If you're buying something physical that will be mailed to you, yeah, totally. If you're buying digital goods or stocks or something, it does matter. It also matters if bitcoin gets too volatile.
posted by aubilenon at 12:29 PM on June 13


If bitcoin has no centralized management, then what would the process be? Would this effectively be a branch and if 51% of the miners decided to switch over to it, it becomes the new reality? Or what?

Well, both miners and users. Miners are publishing the blocks but regular clients also check things make sense according to the client's version of the code and parameters. In practice to get such a change adopted it works certainly help to convince the core devs to commit it to the reference implementation.

One problem with Bitcoin the specific coin is that I think we'll see a tendency to protect the value of their 8 billion or so from any change that marginally affects the spot price, ossifying what should be a flexible prototype technology. 8 billion is not that much in the grand scheme... Some changes still seem like they'd happen without much fuss, such as increasing the maximum transactions per block, but I think there'd be resistance on decreasing block time, for example.

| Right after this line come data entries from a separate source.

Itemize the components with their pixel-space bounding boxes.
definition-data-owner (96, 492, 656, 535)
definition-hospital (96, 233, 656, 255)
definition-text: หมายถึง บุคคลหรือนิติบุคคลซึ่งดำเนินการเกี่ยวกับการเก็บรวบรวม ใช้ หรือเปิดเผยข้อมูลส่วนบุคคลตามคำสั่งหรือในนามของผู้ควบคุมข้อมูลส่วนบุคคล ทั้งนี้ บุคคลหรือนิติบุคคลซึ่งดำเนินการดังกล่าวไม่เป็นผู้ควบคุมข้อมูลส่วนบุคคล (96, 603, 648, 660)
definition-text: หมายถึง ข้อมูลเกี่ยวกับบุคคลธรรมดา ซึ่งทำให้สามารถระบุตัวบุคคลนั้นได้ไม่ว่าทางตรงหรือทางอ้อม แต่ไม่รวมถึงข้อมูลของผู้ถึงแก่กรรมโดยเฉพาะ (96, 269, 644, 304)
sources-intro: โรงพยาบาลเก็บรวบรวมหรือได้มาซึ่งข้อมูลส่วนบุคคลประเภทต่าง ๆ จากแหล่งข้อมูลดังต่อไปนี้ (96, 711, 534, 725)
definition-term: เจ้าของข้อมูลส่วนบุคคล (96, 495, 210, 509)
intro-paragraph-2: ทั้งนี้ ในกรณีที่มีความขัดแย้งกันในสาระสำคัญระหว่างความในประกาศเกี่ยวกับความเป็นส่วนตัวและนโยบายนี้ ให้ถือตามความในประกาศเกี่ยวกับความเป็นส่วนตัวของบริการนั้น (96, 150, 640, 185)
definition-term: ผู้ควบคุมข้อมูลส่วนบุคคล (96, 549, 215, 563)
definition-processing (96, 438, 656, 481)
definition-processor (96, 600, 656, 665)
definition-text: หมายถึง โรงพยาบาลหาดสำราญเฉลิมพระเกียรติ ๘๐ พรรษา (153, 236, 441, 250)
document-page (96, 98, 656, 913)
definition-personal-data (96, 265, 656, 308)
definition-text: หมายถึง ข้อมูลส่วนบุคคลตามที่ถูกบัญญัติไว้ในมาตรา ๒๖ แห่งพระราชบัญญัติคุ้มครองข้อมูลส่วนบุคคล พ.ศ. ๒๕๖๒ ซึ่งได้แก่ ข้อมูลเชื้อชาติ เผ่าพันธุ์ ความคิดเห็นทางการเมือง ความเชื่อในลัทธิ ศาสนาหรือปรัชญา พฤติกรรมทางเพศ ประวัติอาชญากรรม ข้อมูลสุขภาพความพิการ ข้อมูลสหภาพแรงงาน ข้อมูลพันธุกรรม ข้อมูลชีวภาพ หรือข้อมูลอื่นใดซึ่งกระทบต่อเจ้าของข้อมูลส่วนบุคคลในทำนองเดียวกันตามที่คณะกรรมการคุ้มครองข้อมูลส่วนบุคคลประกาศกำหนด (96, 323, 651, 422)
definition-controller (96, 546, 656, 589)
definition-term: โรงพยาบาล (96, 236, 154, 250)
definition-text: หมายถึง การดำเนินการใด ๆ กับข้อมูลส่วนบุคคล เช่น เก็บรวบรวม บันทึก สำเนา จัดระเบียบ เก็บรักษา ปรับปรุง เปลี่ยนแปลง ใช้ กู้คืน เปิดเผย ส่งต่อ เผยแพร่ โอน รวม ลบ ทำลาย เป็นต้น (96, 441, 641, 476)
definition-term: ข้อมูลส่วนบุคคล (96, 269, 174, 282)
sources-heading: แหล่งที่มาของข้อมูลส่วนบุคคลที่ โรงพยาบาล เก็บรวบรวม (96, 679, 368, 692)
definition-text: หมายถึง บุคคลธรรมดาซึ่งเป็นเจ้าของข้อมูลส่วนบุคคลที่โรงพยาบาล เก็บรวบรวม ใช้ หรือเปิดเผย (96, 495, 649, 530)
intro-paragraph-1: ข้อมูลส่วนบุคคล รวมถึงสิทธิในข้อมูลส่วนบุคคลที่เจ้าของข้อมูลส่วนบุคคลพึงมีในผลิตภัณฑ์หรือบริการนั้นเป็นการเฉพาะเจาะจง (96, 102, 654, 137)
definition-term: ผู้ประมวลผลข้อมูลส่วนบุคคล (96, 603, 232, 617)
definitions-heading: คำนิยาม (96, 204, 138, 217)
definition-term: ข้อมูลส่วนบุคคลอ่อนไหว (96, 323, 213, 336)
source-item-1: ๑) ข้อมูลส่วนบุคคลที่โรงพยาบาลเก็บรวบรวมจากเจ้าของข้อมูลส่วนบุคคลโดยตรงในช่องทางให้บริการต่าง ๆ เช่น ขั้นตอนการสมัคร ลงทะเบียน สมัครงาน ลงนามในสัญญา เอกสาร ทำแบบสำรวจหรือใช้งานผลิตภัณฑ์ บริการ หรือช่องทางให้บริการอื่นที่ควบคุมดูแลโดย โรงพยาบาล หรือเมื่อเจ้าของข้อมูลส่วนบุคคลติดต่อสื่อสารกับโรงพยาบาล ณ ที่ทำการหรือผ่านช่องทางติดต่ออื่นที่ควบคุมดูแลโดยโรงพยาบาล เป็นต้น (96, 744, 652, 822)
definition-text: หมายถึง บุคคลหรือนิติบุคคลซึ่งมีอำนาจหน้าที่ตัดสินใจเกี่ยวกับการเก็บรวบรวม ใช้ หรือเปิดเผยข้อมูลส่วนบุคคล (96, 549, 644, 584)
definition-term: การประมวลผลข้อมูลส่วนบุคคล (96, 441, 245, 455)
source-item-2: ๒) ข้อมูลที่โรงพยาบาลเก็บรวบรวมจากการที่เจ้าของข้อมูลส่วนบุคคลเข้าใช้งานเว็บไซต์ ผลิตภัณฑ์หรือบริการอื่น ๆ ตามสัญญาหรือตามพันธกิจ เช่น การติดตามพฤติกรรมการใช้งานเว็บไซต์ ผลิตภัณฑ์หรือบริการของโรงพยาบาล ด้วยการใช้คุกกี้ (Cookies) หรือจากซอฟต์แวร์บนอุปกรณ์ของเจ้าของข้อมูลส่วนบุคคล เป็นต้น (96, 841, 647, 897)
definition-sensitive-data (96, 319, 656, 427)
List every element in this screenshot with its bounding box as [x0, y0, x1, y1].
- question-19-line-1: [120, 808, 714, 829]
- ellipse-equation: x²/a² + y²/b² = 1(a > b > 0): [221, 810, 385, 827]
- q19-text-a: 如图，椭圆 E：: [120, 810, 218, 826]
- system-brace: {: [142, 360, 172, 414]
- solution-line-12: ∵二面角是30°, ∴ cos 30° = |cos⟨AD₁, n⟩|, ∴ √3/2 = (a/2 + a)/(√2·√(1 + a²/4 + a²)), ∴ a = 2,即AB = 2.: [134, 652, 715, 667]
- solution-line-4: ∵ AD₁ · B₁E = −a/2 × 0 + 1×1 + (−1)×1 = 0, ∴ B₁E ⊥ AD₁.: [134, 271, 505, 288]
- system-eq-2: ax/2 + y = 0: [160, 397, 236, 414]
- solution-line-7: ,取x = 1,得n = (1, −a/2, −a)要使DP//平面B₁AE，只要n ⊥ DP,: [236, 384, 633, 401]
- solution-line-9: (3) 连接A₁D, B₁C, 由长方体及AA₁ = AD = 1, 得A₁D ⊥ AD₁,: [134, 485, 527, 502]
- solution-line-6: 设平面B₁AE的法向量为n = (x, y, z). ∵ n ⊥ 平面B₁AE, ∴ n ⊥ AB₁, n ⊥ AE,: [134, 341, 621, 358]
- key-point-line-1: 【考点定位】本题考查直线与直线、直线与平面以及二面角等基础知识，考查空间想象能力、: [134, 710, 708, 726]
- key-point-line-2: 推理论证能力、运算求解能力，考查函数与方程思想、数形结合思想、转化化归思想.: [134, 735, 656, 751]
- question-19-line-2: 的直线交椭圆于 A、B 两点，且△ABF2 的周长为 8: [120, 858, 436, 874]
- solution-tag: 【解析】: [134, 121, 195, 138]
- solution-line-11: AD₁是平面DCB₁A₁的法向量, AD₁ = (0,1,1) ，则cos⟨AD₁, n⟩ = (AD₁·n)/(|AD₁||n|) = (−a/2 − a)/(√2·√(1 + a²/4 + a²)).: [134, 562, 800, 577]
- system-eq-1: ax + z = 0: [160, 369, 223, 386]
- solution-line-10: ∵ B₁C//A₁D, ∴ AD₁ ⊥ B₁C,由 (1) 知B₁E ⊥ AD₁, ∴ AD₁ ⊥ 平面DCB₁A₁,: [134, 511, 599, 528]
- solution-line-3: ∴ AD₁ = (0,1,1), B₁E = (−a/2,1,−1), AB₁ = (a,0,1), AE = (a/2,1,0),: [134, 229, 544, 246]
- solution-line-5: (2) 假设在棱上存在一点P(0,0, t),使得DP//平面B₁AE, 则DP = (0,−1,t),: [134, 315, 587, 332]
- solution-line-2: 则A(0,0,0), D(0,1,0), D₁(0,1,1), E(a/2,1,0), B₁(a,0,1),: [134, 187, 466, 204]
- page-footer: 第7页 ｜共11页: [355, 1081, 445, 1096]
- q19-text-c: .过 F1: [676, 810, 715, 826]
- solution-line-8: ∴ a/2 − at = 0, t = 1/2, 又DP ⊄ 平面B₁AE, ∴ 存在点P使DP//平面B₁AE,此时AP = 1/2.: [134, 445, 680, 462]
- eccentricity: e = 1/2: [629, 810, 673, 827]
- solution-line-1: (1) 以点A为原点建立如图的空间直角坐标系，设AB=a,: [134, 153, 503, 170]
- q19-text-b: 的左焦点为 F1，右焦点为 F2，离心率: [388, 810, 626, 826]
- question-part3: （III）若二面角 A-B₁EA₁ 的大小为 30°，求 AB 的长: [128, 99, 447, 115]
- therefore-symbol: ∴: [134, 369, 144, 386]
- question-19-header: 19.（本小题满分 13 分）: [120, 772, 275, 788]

Dogecoin has "inflation" or more precisely a continuing mining subsidy of 5 billion per year after the initial 100 billion are mined by early 2015, though there's every chance that scheme will need tweaking.
posted by save alive nothing that breatheth at 1:02 PM on June 13


> Could you expand on that thought? It seems like if it were true bitcoin would be completely devalued by this point.

Why? Coins are being produced at a slow but steady rate, but the adoption rate is increasing at a faster rate. The miners generally only sell enough to pay for operations and hold the rest, anyway.

Ah, I misunderstood. I thought that you meant that every mining operation out there was generating $30,000,000 a week.
posted by Tell Me No Lies at 10:16 AM on June 14


They don't have 50% of the hash rate, it's in the 40s. They do happen to get more than 50% of the coins sometimes, though, because who gets the coins is variable

And just 24 hours later...
posted by Pope Guilty at 1:42 PM on June 14 [1 favorite]


The auction is over, the price is already higher than it was when this thread was posted.